Longe de mim, porém, a ideia de menosprezar em qualquer um o louvável impulso de buscar ardentemente a Verdade, por mais árida e ingrata que possa parecer a tarefa à primeira vista; pois meu próprio princípio sempre tem sido fazer da Luz da Verdade o farol da minha vida. As palavras proferidas por Cristo dezoito séculos atrás: “Acreditai e entendereis”, podem ser aplicadas no presente caso, e repetindo-as com apenas uma pequena modificação, posso muito bem dizer: “Estudai e acreditareis”.
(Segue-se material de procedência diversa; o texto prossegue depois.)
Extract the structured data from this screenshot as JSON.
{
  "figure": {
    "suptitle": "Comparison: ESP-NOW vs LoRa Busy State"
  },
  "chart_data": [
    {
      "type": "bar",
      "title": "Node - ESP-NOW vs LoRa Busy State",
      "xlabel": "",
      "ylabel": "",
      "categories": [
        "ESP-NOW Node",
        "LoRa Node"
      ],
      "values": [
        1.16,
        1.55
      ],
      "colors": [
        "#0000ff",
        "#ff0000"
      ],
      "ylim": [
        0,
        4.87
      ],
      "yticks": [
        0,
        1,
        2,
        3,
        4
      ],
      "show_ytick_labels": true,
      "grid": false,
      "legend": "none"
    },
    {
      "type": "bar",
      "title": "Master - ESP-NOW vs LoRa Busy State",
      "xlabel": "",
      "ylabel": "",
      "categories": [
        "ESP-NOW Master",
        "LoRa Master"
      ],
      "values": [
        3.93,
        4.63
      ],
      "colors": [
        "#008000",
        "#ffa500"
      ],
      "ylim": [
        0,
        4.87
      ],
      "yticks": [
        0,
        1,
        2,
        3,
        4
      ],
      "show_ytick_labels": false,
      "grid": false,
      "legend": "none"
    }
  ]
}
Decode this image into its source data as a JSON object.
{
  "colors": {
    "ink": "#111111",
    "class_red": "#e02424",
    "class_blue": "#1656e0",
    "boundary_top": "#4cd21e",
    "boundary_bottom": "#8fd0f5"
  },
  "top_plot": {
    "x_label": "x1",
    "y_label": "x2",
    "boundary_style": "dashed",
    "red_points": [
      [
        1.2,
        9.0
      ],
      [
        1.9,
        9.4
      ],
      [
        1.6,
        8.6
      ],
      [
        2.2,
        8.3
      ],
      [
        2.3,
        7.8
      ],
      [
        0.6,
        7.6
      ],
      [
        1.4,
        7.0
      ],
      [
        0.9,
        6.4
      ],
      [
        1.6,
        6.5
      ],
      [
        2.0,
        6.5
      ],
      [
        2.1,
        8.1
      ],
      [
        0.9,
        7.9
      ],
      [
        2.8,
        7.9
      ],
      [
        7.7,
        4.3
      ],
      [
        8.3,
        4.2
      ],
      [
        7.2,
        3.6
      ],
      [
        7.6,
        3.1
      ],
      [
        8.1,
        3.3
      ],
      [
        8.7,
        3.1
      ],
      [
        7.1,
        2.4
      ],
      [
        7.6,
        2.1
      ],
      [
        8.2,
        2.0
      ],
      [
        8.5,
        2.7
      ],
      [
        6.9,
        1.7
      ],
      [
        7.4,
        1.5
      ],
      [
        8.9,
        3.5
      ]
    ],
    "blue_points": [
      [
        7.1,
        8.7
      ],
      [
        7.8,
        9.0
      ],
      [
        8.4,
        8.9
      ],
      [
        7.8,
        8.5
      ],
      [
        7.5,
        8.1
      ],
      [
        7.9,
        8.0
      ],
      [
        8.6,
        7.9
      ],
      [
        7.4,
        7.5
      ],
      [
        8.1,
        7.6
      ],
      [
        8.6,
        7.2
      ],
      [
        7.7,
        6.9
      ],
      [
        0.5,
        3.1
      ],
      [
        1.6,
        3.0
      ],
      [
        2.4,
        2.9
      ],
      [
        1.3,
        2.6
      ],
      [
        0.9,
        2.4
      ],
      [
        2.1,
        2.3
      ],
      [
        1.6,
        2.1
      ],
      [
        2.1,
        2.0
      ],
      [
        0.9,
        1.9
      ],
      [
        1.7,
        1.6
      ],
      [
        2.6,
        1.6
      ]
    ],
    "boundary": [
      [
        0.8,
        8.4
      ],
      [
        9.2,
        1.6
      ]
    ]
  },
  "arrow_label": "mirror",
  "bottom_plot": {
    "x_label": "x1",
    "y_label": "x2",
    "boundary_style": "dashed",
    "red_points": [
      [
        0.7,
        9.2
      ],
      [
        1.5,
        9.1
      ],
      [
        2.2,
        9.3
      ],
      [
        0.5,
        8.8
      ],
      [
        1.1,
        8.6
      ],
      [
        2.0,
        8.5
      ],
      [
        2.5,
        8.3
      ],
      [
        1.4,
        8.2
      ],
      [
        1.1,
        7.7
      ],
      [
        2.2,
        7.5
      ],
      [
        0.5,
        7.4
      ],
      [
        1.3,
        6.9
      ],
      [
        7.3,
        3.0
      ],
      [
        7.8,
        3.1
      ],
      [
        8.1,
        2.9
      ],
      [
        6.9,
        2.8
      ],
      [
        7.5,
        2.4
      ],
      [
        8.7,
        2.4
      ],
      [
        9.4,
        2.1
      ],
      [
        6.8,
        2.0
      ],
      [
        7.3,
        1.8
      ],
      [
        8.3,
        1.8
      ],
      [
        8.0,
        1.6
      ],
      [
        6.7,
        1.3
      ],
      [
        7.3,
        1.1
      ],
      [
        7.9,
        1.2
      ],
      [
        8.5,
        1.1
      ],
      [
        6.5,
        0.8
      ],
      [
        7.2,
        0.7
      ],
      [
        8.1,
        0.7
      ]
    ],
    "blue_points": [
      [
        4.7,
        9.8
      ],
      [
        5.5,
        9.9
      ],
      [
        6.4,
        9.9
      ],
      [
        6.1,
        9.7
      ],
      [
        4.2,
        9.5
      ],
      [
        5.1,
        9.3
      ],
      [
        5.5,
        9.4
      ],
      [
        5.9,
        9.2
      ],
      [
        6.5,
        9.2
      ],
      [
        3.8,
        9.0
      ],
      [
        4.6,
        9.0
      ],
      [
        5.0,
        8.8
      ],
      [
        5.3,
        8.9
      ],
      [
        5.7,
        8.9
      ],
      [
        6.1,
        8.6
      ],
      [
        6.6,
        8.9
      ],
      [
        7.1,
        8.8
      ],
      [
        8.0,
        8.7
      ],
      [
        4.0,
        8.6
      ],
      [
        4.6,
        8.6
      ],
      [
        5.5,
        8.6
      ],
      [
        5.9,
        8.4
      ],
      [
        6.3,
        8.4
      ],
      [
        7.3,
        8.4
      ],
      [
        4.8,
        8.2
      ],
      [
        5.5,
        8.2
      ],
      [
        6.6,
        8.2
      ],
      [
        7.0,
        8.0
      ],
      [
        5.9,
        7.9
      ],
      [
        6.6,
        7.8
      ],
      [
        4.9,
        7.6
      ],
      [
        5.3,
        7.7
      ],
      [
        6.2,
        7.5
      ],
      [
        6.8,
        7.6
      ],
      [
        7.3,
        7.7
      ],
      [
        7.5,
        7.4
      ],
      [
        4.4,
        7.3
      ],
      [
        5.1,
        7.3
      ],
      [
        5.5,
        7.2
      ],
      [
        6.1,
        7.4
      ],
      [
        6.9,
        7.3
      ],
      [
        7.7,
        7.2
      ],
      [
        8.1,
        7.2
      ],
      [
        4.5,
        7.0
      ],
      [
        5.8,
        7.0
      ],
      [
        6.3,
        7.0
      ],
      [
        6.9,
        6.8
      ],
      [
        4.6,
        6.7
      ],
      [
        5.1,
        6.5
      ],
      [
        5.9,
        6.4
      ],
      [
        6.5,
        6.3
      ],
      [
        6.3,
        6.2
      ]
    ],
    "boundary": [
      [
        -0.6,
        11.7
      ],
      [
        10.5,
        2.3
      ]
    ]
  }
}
Mas particularizar um ou outro livro sobre Ocultismo, para aqueles que estão ansiosos para iniciar seus estudos nos mistérios ocultos da natureza é algo cuja responsabilidade não estou preparada para assumir. O que pode ser claro para alguém que é intuitivo, pode revelar-se sem sentido se lido no mesmo livro por outra pessoa. A menos que alguém esteja preparado para dedicar-lhe toda a vida, o conhecimento superficial das Ciências Ocultas o levará, seguramente, a se tornar alvo de milhões de escarnecedores ignorantes para apontar suas armas carregadas de ridículo e zombaria. Além disso, é mais do que perigoso escolher essa ciência como mero passatempo. Deve-se ter sempre em mente a impressionante fábula de Édipo e ter cuidado com as mesmas consequências. Édipo decifrou só metade do enigma proposto pela Esfinge, e provocou sua morte; a outra metade do mistério vingou a morte do monstro simbólico e forçou o rei de Tebas em seu desespero a preferir a cegueira e o exílio, em vez de encarar o que ele não se sentia puro o suficiente para encontrar. Ele decifrou o homem, a forma, e esqueceu-se de Deus – a ideia.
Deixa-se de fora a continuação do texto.